By Bob Haynes, NCLM Associate Director, Risk Management Services

As premiums for medical insurance for our employees and their families continue to rise, employers understand that one of their basic tools to curb these increases is to improve the health of their employees through wellness programs. As the health of employees improves, claims are reduced and premium increases are moderated. Wellness programs have evolved over the years from conducting a wellness fair and inviting employees to a lunch-and-learn to programs that provide incentives for employees to participate, assess health status and set goals for improvement. The more advanced programs, however, can trigger questions of whether they comply with the Americans with Disabilities Act (ADA), with a rule recently issued regarding employer wellness programs. The ADA prohibits discrimination against individuals with disabilities, and applies to employers with 15 or more employees.

The ADA rule applies to employer wellness programs that ask employees about their medical conditions or that ask employees to take medical examinations (such as tests to detect high blood pressure, high cholesterol or diabetes). Employers must ensure that these programs are reasonably designed to promote health and prevent disease, be voluntary, and keep employee medical information confidential. The rule allows for limited financial and other incentives as part of voluntary wellness programs under the rule. However, employers may not require employees to participate in a wellness program; may not deny or limit their health coverage for non-participation; may not retaliate against or interfere with any employee who does not want to participate; and may not coerce, threaten, intimidate or harass anyone into participating. Employees also must receive a notice describing what information will be collected as part of the wellness program, who will receive it, how it will be used, and how it will be kept confidential.

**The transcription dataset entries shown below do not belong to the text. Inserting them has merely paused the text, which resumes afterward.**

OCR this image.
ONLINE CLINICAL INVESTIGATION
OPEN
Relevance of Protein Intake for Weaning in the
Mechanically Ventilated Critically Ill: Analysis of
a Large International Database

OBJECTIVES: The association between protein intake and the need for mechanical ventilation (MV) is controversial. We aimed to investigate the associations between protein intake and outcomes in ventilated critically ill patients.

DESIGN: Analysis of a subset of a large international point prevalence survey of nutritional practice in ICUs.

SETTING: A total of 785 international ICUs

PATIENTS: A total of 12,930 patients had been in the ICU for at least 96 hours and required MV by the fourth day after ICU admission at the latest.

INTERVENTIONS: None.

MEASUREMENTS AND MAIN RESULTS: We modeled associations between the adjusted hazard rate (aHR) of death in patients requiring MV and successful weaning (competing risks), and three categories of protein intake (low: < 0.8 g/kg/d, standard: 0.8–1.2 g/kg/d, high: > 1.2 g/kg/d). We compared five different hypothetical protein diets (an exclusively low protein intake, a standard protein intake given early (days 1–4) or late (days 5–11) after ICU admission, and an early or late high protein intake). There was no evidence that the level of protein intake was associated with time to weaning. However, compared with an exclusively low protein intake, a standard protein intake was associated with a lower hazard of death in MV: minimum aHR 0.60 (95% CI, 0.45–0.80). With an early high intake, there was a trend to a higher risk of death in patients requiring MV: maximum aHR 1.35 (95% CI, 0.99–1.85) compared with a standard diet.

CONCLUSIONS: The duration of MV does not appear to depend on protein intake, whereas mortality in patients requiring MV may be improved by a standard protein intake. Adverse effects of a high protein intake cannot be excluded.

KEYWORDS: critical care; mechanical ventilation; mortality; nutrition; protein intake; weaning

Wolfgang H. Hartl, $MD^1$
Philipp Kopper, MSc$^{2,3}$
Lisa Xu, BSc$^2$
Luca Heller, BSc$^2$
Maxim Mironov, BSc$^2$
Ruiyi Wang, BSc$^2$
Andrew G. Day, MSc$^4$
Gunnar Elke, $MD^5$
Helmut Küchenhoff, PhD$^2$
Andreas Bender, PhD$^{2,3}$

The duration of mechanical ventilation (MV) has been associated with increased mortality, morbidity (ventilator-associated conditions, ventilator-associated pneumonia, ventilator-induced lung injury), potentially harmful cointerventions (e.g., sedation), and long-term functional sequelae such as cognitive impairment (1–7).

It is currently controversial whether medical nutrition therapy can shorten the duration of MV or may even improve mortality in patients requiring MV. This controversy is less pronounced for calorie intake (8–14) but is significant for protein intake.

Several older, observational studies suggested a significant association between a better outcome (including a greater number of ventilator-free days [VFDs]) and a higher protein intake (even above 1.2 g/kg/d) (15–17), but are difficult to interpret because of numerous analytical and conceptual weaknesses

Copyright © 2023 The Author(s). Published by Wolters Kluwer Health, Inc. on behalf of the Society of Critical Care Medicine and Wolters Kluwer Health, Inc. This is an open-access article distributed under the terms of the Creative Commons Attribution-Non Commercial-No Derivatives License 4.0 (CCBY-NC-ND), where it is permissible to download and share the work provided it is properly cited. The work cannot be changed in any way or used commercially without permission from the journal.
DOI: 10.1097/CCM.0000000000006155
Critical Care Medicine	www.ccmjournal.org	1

A few details regarding the notice:

  • The obligation to provide the notice goes into effect on the first day of the plan year that begins on or after January 1, 2017 for the plan that the employer uses to calculate the incentive limit.
  • Employees must receive it before providing any health information and with enough time to decide whether to participate in the wellness program.
  • While an employee’s signed authorization is not required to comply with the ADA rules, it may be required to comply with the Health Insurance Portability and Accountability Act (HIPAA) and the Genetic Information Nondiscrimination Act (GINA). It may be advisable to collect a signed copy from wellness program participants to have a record acknowledging their receipt of the notice, even though it is not required under ADA rules.

In a press release dated June 16, 2016, the Equal Employment Opportunity Commission (EEOC) posted a sample notice that each employee must receive. This notice can be accessed on the EEOC website at https://www.eeoc.gov/laws/regulations/ada-wellness-notice.cfm. Questions and answers regarding the notice can be accessed at https://www.eeoc.gov/laws/regulations/qanda-ada-wellness-notice.cfm. Items addressed in the Q&As include:

  • Who must provide the notice.
  • When employees should get the notice.
  • The format in which the notice should be provided.
  • What information must be provided to spouses.
  • Whether an employee’s signed authorization is required as part of the notice requirement.
  • Whether the current notice required under HIPAA satisfies the new notice requirement under the ADA.

We certainly encourage employer wellness programs that reward individuals for both participating and reaching their wellness goals. Financial incentives go a long way to ramping up participation. However, these programs require proper design to ensure employees are not discriminated against, health information remains confidential, and regulatory requirements are met.